Buatois, a professor in the College of Arts and Science’s Department of Geological Sciences, has been awarded the 2022 Raymond C. Moore Medal for Paleontology from the Society for Sedimentary Geology (SEPM).
“I am still in shock for the news, particularly when we see the list of paleontologists who have been previously awarded this medal. Many of them have been highly influential in my career, and I am humbled by this award, which is a big honour,” said Buatois.
The Raymond C. Moore Medal recognizes researchers with a substantial record of outstanding contributions to paleontology.
In its citation for Buatois, SEPM noted that the USask faculty member “has explored almost every research avenue” within ichnology—the study of fossilized animal traces such as trails, tracks and burrows—while developing new concepts, stimulating further research and expanding the conceptual framework of ichnology.
“In the last few years, (Buatois) and his research group have been working on reconstructing an alternative story of the history of life through the eyes of the ichnologic record, an immense undertaking that involves collaboration with a large community of international scientists,” wrote SEPM.
Buatois and Dr. Gabriela Mángano (PhD) lead the ichnology research group at USask, which studies trace fossils around the world. The group's recent research has shed light on mass-extinction events, the expansion of early life, Earth’s first ecosystem engineers, and more.
Buatois has published five books, edited six special publications and authored more than 200 scientific papers. He is a past president of the International Ichnological Association and a member of the editorial boards of several scientific journals. In 2021, Buatois was named in a list of the world’s most-cited researchers.

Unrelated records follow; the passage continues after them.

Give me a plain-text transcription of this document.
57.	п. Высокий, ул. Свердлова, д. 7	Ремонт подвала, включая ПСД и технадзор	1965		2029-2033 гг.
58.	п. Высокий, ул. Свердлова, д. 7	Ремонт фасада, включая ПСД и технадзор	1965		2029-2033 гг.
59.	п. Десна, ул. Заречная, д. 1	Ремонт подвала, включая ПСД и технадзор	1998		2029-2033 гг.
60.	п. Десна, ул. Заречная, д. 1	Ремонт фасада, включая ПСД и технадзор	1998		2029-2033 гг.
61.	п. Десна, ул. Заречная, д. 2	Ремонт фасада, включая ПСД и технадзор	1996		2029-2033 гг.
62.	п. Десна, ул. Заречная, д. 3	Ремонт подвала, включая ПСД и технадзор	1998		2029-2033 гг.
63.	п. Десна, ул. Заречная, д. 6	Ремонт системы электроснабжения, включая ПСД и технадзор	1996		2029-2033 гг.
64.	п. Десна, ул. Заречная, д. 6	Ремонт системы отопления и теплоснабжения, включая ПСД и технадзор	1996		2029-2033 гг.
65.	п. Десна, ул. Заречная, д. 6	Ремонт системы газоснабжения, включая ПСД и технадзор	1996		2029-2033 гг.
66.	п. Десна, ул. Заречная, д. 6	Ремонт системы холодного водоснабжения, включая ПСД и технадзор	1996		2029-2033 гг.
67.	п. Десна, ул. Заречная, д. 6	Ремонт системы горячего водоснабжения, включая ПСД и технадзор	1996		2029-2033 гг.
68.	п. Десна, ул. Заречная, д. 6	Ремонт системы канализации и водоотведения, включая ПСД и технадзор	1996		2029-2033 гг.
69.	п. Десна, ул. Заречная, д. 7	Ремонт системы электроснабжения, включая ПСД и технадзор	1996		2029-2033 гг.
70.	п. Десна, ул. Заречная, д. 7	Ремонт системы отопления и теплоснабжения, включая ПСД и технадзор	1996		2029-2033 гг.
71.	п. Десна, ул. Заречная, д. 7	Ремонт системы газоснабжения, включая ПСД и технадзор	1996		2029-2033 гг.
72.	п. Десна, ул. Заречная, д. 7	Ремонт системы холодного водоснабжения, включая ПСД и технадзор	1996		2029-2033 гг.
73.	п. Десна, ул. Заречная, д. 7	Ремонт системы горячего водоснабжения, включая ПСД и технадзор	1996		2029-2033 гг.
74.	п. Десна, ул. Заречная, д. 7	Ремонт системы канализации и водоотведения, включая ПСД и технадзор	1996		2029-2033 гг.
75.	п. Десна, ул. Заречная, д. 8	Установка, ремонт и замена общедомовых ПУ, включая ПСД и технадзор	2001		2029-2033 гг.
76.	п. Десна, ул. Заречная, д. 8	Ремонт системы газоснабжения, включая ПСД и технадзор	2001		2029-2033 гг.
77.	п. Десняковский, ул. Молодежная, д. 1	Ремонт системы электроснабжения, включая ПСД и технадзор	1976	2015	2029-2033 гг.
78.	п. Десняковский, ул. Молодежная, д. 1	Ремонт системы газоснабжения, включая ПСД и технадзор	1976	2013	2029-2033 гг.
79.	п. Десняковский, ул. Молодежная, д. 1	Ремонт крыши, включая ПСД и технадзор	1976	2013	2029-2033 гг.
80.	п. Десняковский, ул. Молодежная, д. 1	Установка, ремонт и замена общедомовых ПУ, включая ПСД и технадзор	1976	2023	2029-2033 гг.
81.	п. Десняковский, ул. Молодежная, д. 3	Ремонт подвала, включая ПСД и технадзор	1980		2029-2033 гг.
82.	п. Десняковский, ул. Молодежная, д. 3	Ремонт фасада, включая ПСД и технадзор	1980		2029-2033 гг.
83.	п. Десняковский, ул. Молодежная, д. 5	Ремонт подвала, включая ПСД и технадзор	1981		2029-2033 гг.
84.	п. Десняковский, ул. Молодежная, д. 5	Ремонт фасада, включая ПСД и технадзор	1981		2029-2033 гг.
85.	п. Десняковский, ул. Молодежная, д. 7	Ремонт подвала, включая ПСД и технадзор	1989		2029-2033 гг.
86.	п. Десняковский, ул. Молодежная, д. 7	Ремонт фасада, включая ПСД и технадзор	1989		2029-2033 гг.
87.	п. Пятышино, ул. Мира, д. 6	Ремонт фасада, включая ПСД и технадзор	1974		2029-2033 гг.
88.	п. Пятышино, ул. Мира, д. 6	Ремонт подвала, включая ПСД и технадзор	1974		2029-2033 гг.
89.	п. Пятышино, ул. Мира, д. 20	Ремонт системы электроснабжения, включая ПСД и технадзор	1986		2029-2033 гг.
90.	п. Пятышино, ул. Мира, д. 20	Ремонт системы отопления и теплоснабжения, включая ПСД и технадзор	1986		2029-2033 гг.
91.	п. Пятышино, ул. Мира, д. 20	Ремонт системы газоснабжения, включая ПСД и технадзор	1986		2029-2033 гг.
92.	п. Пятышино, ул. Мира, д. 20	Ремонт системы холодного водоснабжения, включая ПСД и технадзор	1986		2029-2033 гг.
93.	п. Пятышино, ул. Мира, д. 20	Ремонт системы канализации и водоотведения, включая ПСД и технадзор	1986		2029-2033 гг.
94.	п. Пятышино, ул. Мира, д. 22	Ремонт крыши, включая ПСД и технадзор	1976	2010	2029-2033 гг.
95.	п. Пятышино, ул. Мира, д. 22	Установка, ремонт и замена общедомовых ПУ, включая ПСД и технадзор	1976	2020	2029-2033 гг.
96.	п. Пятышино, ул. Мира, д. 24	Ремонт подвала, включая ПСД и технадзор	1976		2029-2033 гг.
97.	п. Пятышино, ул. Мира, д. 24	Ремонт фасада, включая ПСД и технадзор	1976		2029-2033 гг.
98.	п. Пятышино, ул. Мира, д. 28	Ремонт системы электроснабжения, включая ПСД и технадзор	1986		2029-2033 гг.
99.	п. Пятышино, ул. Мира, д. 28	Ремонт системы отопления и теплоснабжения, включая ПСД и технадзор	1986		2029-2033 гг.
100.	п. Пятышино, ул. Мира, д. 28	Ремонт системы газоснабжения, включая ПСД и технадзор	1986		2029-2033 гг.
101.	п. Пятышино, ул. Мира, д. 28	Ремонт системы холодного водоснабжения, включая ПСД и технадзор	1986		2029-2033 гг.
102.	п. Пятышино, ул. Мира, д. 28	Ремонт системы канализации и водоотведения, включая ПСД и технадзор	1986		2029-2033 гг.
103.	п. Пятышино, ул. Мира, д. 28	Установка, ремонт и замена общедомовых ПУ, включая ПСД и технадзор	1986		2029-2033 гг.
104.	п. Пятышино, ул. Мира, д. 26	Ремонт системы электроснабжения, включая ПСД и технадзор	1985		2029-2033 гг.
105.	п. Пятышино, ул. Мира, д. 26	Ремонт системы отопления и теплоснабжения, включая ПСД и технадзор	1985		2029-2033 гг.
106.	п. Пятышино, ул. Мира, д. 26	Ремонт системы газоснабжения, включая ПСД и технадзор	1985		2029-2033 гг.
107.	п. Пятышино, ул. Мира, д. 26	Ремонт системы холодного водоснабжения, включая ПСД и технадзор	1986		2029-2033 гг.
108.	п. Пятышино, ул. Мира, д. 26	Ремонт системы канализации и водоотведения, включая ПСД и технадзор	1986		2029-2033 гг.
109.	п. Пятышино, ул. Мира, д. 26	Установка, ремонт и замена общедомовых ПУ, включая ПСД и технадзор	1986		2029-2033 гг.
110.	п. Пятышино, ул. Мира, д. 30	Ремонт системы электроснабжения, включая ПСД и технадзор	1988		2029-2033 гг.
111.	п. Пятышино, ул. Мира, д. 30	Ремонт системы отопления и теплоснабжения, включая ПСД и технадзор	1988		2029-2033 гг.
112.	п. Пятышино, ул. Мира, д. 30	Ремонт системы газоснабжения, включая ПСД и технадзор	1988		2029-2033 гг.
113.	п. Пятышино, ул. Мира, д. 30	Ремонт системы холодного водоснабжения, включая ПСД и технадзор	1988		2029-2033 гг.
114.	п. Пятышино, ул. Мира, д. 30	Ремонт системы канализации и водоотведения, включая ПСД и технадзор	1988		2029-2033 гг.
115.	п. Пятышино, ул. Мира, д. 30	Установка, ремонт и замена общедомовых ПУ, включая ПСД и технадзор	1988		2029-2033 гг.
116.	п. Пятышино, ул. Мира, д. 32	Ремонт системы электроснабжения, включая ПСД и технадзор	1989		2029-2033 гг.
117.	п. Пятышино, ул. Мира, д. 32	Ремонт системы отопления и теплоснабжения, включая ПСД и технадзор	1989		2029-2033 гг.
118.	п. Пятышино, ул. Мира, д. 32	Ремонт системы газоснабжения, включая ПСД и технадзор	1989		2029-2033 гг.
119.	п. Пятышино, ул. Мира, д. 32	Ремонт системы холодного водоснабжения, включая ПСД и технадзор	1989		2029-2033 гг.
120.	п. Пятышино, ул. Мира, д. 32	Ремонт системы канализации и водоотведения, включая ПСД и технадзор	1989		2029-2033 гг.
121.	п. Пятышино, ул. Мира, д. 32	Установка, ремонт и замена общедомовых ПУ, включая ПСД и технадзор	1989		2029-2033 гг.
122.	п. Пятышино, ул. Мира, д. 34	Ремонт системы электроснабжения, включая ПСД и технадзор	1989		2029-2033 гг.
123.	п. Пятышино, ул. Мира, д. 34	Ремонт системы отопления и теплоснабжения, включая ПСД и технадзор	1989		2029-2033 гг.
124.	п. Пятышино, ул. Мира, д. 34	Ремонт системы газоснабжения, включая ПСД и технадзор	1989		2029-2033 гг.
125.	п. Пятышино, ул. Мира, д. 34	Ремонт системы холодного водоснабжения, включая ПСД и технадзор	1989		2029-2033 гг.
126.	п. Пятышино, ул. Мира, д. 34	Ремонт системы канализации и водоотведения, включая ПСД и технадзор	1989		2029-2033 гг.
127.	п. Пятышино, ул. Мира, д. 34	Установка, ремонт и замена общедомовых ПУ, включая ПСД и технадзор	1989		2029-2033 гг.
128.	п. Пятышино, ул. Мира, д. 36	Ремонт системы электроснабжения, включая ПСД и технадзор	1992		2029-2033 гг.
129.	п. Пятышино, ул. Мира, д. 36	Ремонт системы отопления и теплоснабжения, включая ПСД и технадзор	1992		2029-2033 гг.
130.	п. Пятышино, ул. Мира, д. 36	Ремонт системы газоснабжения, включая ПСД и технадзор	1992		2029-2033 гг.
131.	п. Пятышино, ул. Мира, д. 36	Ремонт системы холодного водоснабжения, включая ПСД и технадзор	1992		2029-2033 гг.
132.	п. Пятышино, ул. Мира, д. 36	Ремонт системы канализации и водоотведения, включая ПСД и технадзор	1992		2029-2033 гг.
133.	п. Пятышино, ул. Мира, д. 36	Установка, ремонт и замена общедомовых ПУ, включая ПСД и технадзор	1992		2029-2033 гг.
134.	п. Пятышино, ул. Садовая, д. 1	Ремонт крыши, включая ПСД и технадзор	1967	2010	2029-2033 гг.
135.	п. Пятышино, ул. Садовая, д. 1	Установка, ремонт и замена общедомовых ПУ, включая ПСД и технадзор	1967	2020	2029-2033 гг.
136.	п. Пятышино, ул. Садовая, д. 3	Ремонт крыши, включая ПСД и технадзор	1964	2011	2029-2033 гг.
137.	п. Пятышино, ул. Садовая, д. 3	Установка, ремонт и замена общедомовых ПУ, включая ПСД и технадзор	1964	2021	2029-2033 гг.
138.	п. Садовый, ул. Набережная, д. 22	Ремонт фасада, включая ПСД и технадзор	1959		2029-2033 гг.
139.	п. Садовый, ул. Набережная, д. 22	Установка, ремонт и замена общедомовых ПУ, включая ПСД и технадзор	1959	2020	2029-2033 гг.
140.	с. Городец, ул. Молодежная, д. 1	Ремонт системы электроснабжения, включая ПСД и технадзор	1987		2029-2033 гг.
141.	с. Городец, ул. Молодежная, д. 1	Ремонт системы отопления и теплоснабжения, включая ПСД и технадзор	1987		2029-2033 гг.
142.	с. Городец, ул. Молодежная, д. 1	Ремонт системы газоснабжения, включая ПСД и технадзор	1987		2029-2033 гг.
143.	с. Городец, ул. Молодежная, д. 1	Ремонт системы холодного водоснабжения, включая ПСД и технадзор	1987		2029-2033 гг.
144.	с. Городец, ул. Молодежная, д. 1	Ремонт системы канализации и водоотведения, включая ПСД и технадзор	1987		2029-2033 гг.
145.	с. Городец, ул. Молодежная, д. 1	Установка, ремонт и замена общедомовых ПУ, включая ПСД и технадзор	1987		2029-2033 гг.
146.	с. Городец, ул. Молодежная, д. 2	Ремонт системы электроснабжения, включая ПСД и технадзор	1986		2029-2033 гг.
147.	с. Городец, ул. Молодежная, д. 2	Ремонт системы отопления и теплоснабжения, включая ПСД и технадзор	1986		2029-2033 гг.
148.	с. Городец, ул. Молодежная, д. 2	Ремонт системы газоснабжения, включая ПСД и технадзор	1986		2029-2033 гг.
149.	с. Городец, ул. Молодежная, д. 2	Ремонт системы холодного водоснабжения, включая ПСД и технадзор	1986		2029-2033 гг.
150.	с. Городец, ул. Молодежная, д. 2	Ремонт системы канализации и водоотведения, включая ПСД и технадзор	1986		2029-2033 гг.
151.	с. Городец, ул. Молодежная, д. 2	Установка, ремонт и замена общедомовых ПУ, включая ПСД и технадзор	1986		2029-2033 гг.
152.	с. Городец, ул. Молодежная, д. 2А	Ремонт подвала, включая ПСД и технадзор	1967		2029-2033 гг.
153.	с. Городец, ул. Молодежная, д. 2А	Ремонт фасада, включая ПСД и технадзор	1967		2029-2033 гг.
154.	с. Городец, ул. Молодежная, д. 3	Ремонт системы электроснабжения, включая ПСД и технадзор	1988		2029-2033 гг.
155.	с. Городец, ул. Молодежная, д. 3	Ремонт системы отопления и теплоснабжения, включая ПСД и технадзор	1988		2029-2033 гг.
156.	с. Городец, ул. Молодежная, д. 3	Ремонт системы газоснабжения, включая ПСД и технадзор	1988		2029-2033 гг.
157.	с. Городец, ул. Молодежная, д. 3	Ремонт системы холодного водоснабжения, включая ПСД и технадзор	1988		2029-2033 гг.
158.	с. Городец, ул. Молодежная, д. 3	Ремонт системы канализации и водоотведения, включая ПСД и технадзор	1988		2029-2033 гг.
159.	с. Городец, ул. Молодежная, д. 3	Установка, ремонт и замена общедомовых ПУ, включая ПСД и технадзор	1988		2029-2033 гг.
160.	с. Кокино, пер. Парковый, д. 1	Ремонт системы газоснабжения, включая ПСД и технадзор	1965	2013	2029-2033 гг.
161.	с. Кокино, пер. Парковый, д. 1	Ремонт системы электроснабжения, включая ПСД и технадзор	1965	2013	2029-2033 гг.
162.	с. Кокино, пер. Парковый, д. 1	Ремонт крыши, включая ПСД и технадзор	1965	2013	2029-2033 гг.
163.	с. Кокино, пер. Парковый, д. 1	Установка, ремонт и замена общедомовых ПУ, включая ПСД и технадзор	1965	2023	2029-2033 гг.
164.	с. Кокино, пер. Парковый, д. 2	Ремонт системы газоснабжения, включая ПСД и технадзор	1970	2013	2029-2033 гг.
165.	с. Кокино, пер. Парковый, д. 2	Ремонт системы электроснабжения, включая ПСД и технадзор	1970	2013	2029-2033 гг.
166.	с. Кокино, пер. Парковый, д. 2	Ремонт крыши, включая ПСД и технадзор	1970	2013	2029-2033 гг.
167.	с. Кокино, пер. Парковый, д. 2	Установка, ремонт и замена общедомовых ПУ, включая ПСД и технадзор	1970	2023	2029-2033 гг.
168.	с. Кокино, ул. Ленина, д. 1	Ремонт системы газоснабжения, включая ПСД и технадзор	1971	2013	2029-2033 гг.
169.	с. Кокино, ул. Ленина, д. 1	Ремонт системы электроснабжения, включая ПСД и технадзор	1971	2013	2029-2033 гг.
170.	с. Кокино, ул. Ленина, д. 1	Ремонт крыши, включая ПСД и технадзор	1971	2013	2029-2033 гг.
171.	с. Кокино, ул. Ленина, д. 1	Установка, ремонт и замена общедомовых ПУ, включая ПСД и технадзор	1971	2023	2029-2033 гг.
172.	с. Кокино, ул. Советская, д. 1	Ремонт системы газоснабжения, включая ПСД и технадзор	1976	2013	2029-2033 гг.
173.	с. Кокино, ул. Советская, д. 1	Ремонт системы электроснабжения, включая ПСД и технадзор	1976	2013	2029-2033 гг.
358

Along with his research achievements, SEPM cited Buatois’ exceptional mentorship. He has supervised more than 20 graduate students and post-doctoral fellows, including many from populations under-represented in the field, such as women, gender minorities and students from developing countries.
Buatois, who is originally from Argentina, is the first South American recipient of the Raymond C. Moore Medal.
The medal and his other career distinctions are a “collective achievement,” said Buatois.
“It reflects my interactions with a lot of people, including family members, former professors, students, collaborators and colleagues.”